If you remember high school algebra, you're realize this is proof by induction. If you can demonstrate that you have exhaustively tested every array size through all inflection points, then you can reasonably say that it will return the expected value for larger sizes. Add some hook points that record each pass through the loop (this could be a Comparator that counts its invocations), and you can verify that it's an O(logN) search.

Except … my code doesn't actually test all inflection points. There's another inflection point at Integer.MAX_VALUE / 2 + 2: the possibility of integer overflow. And unless you have a 64-bit JVM and over 4 Gb of physical memory, you have no way to test this case.

I don't have the answer. Tests can develop a high level of confidence, but they can't make guarantees. And to develop that level of confidence, you essentially create a formal proof. But compared to the situation with no tests, that level of confidence may be enough.

* Something that I am all too willing to do: I have a degree in History rather than Computer Science because at nineteen years old I realized that there was a big difference between proof on paper and bytes in memory. But that's a topic for another posting.

** I believe that binary search, like quicksort, is an algorithm that cannot be implemented following the strict rules of test-driven-development. Fixing your tests by doing “the simplest thing that could possibly work” will give you a linear search.

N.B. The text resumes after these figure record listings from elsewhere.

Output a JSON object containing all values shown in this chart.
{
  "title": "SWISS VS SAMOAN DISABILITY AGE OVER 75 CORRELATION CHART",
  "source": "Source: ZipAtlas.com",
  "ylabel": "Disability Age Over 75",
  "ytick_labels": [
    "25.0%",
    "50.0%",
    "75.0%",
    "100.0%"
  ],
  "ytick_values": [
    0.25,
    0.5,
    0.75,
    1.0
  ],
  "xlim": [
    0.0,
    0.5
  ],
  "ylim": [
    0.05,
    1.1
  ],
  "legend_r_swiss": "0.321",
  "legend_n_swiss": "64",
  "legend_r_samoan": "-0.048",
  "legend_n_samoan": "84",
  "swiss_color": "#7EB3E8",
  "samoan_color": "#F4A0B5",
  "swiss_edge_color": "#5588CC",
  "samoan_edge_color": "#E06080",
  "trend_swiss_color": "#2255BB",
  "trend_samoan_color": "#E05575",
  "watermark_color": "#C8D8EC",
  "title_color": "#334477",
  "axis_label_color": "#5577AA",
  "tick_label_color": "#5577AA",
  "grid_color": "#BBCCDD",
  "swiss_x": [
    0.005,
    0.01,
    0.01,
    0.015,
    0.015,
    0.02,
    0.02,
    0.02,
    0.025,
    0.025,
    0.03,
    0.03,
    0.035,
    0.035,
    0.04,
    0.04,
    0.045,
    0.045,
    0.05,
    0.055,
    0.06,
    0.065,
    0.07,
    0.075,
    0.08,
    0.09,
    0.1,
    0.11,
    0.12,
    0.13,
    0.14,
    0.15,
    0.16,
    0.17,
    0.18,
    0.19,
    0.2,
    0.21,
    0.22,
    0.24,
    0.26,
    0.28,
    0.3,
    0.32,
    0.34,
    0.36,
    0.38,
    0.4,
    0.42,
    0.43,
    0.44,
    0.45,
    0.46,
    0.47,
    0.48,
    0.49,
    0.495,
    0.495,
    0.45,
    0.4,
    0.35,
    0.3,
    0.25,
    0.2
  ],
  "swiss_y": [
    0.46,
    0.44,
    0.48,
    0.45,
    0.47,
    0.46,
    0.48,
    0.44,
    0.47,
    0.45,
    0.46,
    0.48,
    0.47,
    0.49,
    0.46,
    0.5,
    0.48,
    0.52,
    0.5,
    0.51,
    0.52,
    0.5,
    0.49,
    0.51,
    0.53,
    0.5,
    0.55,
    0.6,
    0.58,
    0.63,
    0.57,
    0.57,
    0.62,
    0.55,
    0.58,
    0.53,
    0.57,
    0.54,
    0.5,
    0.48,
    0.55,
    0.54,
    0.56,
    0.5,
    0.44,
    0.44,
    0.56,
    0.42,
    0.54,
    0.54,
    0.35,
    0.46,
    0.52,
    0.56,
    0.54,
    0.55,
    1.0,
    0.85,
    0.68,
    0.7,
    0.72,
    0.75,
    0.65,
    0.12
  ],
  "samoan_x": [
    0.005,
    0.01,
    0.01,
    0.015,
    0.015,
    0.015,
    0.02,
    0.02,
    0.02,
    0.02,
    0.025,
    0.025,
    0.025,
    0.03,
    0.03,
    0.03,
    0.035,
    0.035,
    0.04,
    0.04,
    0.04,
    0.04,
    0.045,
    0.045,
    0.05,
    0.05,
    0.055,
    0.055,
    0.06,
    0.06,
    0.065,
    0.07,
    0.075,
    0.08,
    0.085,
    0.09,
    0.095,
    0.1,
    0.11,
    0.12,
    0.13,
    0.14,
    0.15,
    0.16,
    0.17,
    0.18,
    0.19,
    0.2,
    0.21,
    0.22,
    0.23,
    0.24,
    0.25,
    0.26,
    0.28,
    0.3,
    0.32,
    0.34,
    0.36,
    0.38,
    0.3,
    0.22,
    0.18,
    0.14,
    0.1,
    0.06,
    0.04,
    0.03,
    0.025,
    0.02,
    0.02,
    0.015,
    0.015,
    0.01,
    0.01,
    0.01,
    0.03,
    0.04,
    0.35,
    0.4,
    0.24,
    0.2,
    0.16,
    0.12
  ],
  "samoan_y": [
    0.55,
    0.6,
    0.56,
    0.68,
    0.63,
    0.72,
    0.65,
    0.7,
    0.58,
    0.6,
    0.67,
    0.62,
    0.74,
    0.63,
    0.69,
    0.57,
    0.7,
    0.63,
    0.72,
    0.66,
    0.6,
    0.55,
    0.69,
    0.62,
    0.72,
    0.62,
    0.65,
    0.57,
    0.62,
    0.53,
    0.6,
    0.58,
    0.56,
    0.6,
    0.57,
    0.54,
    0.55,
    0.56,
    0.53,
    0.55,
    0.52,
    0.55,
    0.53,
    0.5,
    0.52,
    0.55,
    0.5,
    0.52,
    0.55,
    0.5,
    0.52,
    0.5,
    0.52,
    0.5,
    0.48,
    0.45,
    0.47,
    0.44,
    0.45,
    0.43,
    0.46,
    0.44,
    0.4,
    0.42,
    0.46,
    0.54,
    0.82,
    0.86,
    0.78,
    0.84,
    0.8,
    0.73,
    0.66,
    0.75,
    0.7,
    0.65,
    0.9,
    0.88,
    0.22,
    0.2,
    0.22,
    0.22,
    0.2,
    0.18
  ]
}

See (NSFW if you don't have headphones, potentially offensive if you do).

Actually, you could test a binary search that works on arbitrary indexable objects rather than Java arrays: create an implementation that stores its data on disk. Although when Java's search methods were being developed (circa 1999), a typical workstation disk wouldn't have had the needed capacity.

Monday, June 20, 2011

Testing the Complete API

In my article on code coverage I was careful to stress that a coverage tool can only tell you what you haven't tested. It can't tell you if you're missing mainline code. Which made a recent bugfix to one of my open-source libraries even more embarrassing: the class had 100% coverage but was missing 7 characters of mainline code. And those seven characters were the difference between correct behavior and a bug that would manifest as non-deterministic behavior in consuming code.

When I have a bug, my first task is to write a unit test that exposes it (and demonstrates that I fixed it). Then I look in all similar code for the same bug (and in this case I found it). Finally, I think about how the bug came into existence, and more importantly, how come I didn't uncover it when I was first implementing the class and writing tests.

In this case, the answer was simple: the bug was in the single-byte read method of an InputStream implementation, and since I rarely use that method I got sloppy when writing tests for it. I wrote “happy path” tests that validated correct behavior, but did not try to trick the class into exhibiting incorrect behavior.

This experience has pushed me to think, again, about the role of unit tests. And it reminded me that there's a big difference between the way that a software developer thinks and the way that a good QA tester thinks. The former wants the code to work, the latter wants it to fail. Both mindsets are needed, but I'm not sure that any one person can hold both at the same time. And that's what's needed for unit tests to truly exercise code.

And I also wonder how such tests fit into the mindset of test-driven design. In my experience, TDD is very much focused on the happy path. Each test describes a small piece of the overall functionality, a “specification in code.” Can detailed edge-case tests contribute to that specification without cluttering it? And if yes, how does a developer switch mindsets to come up with them?